8. I entirely agree with the order of my Lord, the Chief Justice that this appeal should be dismissed. The principle is well established that if the creditor without the consent of the surety by his own act destroys the debt or derogates from the power which the law confers upon the surety to recover the debt against to debtor, the surety is discharged. This principle has been embodied in the Con. tract Act. It is not disputed, and it cannot be disputed, that in the present case the respondent bank by their own act did not destroy the judgment debt. They have not by any act or omission of theirs, taken away the right of the surety to recover the money due under the judgment debt against the insolvent if he pays it to the bank. The argument of Dr. Basak, on behalf of the appellant, however, is that the entire judgment debt has been destroyed by operation of law. His argument is this : Section 45, Clause 4, Presidency Towns Insolvency Act, lays down that:
An order of discharge shall not release any person who, at the date of the presentation of the petition...was surety or in the nature of the surety for him.

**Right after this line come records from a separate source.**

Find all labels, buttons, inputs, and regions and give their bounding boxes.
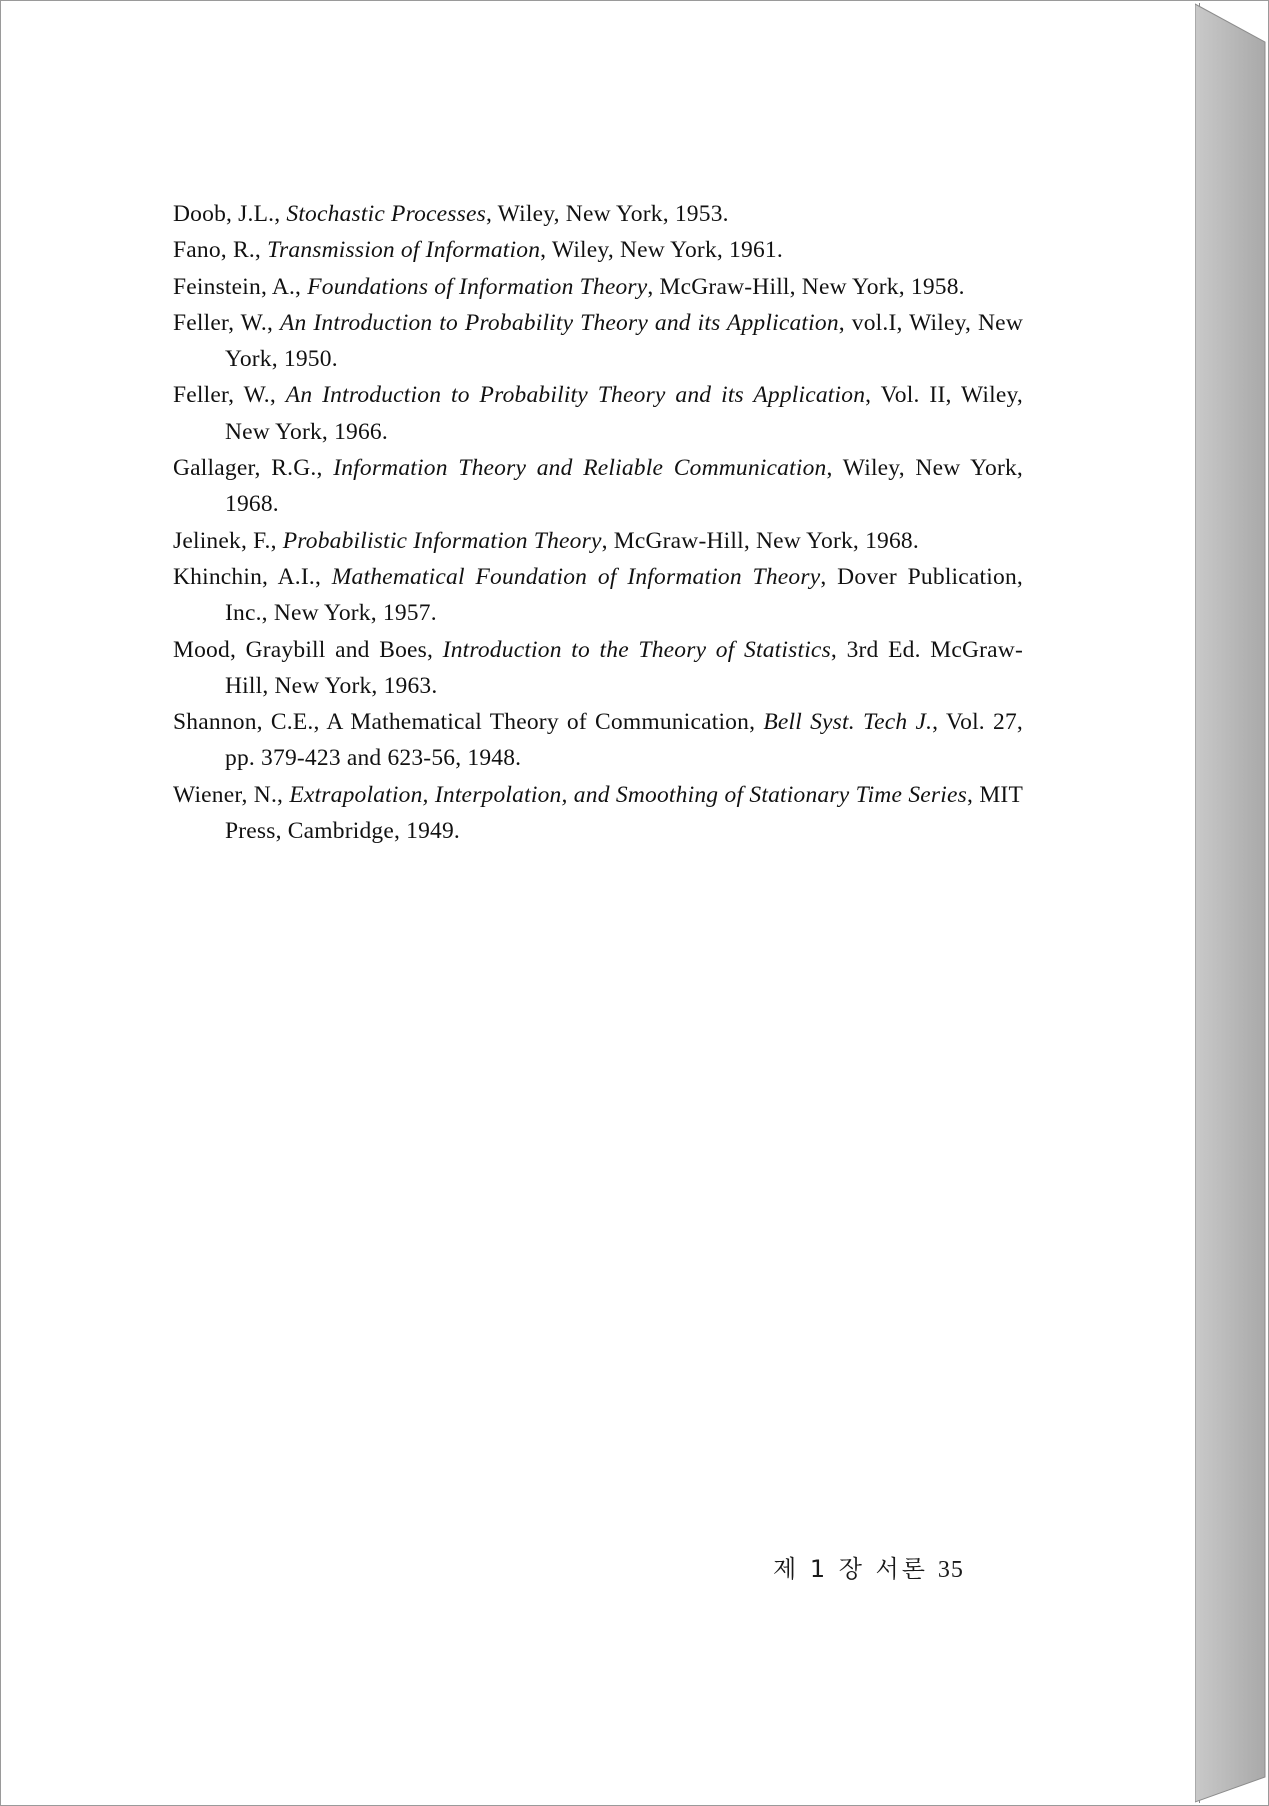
reference-author: Doob, J.L., <box>173 201 287 227</box>
reference-title: Probabilistic Information Theory <box>282 527 602 554</box>
reference-title: Bell Syst. Tech J. <box>763 709 933 736</box>
reference-item <box>173 377 1023 450</box>
reference-item <box>173 559 1023 632</box>
reference-item <box>173 704 1023 777</box>
book-edge-shading <box>1195 2 1267 1804</box>
reference-item <box>173 777 1023 850</box>
reference-publication: , Dover Publication, Inc., New York, 1957. <box>225 563 1023 627</box>
reference-author: Feller, W., <box>173 309 280 336</box>
reference-item <box>173 632 1023 705</box>
reference-title: Introduction to the Theory of Statistics <box>442 636 831 663</box>
reference-item <box>173 305 1023 378</box>
reference-list <box>173 196 1023 849</box>
reference-title: An Introduction to Probability Theory and its Application <box>279 309 839 336</box>
reference-title: Mathematical Foundation of Information Theory <box>331 563 821 590</box>
page-number: 35 <box>937 1557 964 1583</box>
reference-title: Information Theory and Reliable Communication <box>333 455 827 482</box>
reference-title: Extrapolation, Interpolation, and Smoothing of Stationary Time Series <box>289 781 967 808</box>
reference-author: Khinchin, A.I., <box>173 563 332 590</box>
reference-item <box>173 523 1023 559</box>
book-thickness-edge <box>1195 2 1267 1804</box>
reference-item <box>173 232 1023 268</box>
reference-author: Wiener, N., <box>173 781 290 808</box>
reference-publication: , 3rd Ed. McGraw-Hill, New York, 1963. <box>225 636 1024 699</box>
reference-author: Jelinek, F., <box>173 527 283 554</box>
book-page <box>3 3 1200 1803</box>
reference-publication: , Vol. 27, pp. 379-423 and 623-56, 1948. <box>225 709 1023 772</box>
reference-author: Fano, R., <box>173 237 268 264</box>
reference-publication: , McGraw-Hill, New York, 1958. <box>647 273 965 300</box>
reference-item <box>173 196 1023 232</box>
reference-publication: , MIT Press, Cambridge, 1949. <box>225 781 1024 845</box>
reference-item <box>173 450 1023 523</box>
reference-author: Shannon, C.E., A Mathematical Theory of Communication, <box>173 709 764 736</box>
reference-publication: , vol.I, Wiley, New York, 1950. <box>225 309 1023 373</box>
reference-publication: , Wiley, New York, 1961. <box>540 237 783 264</box>
reference-publication: , Vol. II, Wiley, New York, 1966. <box>225 382 1023 445</box>
reference-author: Gallager, R.G., <box>173 455 334 482</box>
reference-author: Feinstein, A., <box>173 273 308 300</box>
reference-title: An Introduction to Probability Theory and its Application <box>285 382 866 409</box>
reference-author: Feller, W., <box>173 382 286 409</box>
reference-author: Mood, Graybill and Boes, <box>173 636 443 663</box>
reference-title: Transmission of Information <box>267 237 541 264</box>
reference-title: Foundations of Information Theory <box>307 273 648 300</box>
reference-title: Stochastic Processes <box>286 201 486 227</box>
reference-item <box>173 269 1023 305</box>
reference-publication: , McGraw-Hill, New York, 1968. <box>601 527 919 554</box>
reference-publication: , Wiley, New York, 1953. <box>485 201 729 227</box>
page-footer <box>773 1549 964 1584</box>
reference-publication: , Wiley, New York, 1968. <box>225 455 1023 518</box>
chapter-label: 제 1 장 서론 <box>773 1555 928 1583</box>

9. Section 22 of the same Act, which entitles the Bankruptcy Court to annul an order of adjudication, does not however lay down that the order annuling the order of adjudication would not release a surety from the debt though in the corresponding English Statute there is a specific provision in Section 18, Clause 15 that the acceptance by a creditor of a composition of scheme shall not release any person. Though the Indian Act is apparently based on the English Statute, the very fact that the Indian Legislature did not introduce in the Indian Act any provision corresponding to Section 18, Clause 15 of the English Act indicates that the intention of the Indian Legislature was that when there would be an order annulling the adjudication under Section 30, the surety also would be discharged. I am unable to accept this view of the matter. An order under Section 30 has the effect of an order of discharge and is equivalent to it. In short, if a composition or scheme is duly approved by the Insolvency Court, it has the same effect as an order of discharge. By an order of discharge under Section 45 of the Act, even though the insolvent is discharged from the entire debt the surety's liability does not come to an end. It is therefore, difficult' to see on what principle it can be said that where a composition scheme is accepted by the Insolvency Court against the wishes of a creditor and the debtor gets either a conditional discharge or his liability is reduced, that creditor cannot proceed against, the surety. I am inclined to think that so far as this point is concerned the law in, this country is the same as that of England though the Legislature has not said so expressly in Section 30.